Antes de tomarse el Palacio Nacional, el 6 de diciembre de 1914, Emiliano Zapata pide a su hermano Eufemio que fuera directamente a la silla presidencial y que no permitiera que nadie se sentara en ella (Se dice que le pidió que la quemara). Para Zapata, el solo hecho de que alguien se sentara en ella tendría fuertes consecuencias ideológicas y simbólicas. Era la representación de todo aquello contra lo que la revolución luchaba: el abuso de poder, la injusticia, la pobreza de su gente.
No se sentía capaz de ocupar el mismo puesto de quienes, desde esta silla, tomaban decisiones que tenían a su país en la miseria; desde donde se reprimía a su pueblo campesino.

La silla presidencial es uno, o tal vez el más importante, símbolo de poder. Ha sido el símbolo de monarcas y dioses desde épocas antiguas.
Ciento cinco años después del rechazo y burla hacia la silla presidencial mexicana, durante el acto de juramentación del nuevo gabinete del presidente panameño, Laurentino Cortizo, estuvo marcado por un hecho que para muchos habrá pasado desapercibido, pero con una gran carga simbólica.
Como si se tratara de homenajear a los revolucionarios mexicanos, Cortizo, al lado izquierdo de la silla presidencial, pidió que pusieran un taburete. Una silla de madera, con respaldar de cuero, hecha por un artesano del interior del país.
En su discurso, y tal vez sin que a lo nuevos ministros y viceministros les importara, relató la historia del taburete: “En una reunión que tuvimos en Olá (provincia de Coclé), hace como 10 años, estábamos casi terminando una reunión con productores del área y un señor de edad avanzada estaba sentado en una esquinita. Me pide la palabra y le digo “dígame”. Entonces él me dice: “Mire, Nito. Si usted algún día llega a ser presidente, por favor fíjese qué tiene esa silla en la presidencia, porque yo no sé qué les pasa a los presidentes cuando se sientan en esa silla, algo debe tener”. Por esa razón fue que cuando me senté en esa silla grande (señalando la silla presidencial) me quedé medio preocupado”.

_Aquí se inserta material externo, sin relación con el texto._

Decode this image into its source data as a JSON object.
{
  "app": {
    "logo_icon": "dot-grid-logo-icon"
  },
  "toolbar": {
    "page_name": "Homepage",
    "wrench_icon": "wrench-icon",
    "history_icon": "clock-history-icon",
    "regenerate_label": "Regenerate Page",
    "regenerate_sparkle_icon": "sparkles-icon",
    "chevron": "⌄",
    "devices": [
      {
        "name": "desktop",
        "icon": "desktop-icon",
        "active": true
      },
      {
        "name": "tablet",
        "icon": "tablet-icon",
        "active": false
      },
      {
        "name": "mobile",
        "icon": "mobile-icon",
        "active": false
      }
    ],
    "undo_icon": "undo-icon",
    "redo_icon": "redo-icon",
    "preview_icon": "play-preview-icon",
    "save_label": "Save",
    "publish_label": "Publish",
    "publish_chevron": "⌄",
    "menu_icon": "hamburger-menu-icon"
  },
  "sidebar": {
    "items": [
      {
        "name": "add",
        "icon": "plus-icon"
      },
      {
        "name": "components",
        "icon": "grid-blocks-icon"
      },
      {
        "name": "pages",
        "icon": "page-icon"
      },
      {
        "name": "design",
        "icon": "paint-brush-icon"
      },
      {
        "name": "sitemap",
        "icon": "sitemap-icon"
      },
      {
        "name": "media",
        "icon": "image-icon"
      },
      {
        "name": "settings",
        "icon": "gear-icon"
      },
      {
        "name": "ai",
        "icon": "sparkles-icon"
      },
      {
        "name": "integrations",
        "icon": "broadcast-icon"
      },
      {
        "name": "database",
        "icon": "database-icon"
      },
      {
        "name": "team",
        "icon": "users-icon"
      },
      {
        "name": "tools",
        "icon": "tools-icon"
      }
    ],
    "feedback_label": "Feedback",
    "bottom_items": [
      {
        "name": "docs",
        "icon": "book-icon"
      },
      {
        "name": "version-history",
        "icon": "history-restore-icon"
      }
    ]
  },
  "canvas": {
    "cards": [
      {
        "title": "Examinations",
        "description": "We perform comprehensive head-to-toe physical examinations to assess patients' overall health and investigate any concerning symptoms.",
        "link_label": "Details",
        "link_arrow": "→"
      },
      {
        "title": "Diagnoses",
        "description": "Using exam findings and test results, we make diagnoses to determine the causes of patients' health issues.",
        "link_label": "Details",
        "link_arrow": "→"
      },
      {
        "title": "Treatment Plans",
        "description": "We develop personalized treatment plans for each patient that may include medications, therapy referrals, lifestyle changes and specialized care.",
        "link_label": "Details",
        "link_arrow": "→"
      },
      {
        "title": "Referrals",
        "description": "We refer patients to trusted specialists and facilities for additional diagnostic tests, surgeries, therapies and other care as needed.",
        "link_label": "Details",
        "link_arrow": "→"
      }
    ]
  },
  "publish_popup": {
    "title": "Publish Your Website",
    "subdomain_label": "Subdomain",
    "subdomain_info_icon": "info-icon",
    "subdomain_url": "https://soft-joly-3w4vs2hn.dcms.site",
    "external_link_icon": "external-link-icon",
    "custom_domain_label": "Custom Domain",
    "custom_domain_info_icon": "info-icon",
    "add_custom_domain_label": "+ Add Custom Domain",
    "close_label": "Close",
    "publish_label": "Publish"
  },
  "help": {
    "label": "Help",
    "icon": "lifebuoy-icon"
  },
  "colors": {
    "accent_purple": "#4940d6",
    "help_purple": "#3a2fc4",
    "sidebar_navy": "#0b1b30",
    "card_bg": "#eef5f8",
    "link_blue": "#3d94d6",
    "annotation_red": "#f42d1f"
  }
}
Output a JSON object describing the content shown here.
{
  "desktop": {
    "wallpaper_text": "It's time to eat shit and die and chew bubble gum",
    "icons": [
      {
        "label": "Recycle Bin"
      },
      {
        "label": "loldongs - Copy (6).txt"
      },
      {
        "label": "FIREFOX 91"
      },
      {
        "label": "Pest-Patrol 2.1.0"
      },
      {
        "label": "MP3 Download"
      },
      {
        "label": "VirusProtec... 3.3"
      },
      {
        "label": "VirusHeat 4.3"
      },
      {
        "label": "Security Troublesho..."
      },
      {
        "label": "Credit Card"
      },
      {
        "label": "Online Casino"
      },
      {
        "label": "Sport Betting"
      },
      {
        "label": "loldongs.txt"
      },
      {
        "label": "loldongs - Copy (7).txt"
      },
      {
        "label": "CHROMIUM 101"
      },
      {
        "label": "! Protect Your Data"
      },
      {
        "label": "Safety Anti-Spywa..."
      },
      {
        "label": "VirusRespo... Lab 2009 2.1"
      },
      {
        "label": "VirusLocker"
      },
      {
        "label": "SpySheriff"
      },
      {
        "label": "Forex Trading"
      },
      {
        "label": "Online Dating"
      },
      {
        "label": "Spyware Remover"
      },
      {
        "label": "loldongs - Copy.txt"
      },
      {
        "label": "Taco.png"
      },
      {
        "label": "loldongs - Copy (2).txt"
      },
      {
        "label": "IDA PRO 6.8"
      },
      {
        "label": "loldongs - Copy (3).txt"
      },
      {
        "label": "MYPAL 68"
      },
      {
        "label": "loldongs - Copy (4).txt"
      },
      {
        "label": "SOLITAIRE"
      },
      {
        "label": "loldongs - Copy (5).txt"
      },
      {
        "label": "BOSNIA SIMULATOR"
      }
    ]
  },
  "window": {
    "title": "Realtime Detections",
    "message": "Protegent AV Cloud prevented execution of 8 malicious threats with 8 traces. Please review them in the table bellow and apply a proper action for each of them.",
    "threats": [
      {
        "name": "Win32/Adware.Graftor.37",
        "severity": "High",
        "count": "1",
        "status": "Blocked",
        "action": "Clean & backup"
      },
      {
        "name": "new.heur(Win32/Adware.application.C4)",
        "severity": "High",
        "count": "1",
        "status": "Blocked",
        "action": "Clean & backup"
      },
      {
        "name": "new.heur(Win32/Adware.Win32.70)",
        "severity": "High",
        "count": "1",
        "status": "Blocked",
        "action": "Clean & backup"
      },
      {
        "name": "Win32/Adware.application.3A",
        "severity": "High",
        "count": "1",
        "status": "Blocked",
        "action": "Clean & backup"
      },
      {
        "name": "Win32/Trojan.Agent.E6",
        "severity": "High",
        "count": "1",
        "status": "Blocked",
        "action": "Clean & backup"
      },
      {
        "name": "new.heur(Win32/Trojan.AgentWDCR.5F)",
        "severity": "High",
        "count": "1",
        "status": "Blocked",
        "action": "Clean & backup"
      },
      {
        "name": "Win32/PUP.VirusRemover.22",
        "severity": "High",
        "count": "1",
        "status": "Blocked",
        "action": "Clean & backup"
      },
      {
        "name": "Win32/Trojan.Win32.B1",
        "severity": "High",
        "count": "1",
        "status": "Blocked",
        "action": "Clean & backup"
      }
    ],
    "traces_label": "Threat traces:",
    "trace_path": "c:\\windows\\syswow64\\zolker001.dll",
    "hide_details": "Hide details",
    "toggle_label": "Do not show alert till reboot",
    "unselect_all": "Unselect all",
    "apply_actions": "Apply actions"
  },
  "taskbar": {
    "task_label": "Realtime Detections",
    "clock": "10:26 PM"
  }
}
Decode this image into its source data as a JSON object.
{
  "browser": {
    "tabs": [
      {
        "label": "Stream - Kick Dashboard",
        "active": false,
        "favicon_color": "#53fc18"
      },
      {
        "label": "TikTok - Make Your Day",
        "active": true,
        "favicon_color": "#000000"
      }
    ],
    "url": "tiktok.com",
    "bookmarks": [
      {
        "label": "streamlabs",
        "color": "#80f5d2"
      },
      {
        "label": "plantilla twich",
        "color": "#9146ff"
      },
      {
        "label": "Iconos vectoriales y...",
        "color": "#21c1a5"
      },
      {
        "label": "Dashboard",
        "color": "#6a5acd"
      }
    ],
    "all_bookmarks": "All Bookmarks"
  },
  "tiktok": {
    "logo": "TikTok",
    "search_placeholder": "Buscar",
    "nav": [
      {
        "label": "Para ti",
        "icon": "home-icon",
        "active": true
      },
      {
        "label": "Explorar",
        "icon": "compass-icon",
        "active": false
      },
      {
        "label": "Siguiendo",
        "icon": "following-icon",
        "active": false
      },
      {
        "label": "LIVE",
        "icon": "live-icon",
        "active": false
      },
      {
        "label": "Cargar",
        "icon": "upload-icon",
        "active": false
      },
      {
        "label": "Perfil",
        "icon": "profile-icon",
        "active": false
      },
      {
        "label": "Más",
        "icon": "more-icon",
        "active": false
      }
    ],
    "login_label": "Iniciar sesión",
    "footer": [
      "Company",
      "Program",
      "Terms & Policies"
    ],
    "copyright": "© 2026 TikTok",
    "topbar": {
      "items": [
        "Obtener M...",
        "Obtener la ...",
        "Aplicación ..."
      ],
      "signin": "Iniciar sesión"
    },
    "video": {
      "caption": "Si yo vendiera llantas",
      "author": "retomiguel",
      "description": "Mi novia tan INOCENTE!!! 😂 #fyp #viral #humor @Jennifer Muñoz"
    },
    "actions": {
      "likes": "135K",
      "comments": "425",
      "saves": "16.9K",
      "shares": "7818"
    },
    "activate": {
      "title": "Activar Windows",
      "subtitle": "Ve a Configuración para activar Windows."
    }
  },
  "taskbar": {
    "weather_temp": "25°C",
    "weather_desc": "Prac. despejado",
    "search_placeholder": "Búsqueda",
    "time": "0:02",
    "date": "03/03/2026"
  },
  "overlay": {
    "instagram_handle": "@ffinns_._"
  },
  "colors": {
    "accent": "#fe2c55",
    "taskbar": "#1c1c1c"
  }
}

“Luego el señor me dijo: “yo le voy a sugerir algo. Cuando usted llegue a la presidencia, yo le voy a regalar un taburete”. “Allí está el taburete para que no nos olvidemos de dónde venimos”.
La puesta en escena del taburete a lado de la silla presidencial tiene una carga simbólica particularmente fuerte; es poner al mismo nivel al presidente y al ciudadano común; es abrir las puertas del Palacio de las Garzas; es el poder (el pueblo) detrás del trono.
Refuerza la imagen del presidente como un hombre de campo y que su prioridad será el sector agropecuario; lo proyecta como un hombre genuino y auténtico.
En épocas de cambio, algunas formas simbólicas de las personas pueden proporcionar soluciones mejores a los problemas generales de un grupo que otros símbolos, y aquellos que los crean movilizan y articulan, pueden llegar a ser líderes y conseguir que sus símbolos sean adoptados por el grupo. Como señala el sociólogo H.D. Duncan: “No puede haber un orden social sin la mistificación del simbolismo”. El simbolismo logra un tipo de estabilidad y continuidad sin el cual, la vida política y social no puede existir.
La comunicación política ha desarrollado técnicas en niveles que van mucho más allá de las palabras, sino también a través de mensajes visuales y de comportamiento, lo que al final se puede convertir en un arma de doble filo para el político, ya que lo deja sometido al escrutinio público y al contraste entre las imágenes y las palabras con la realidad.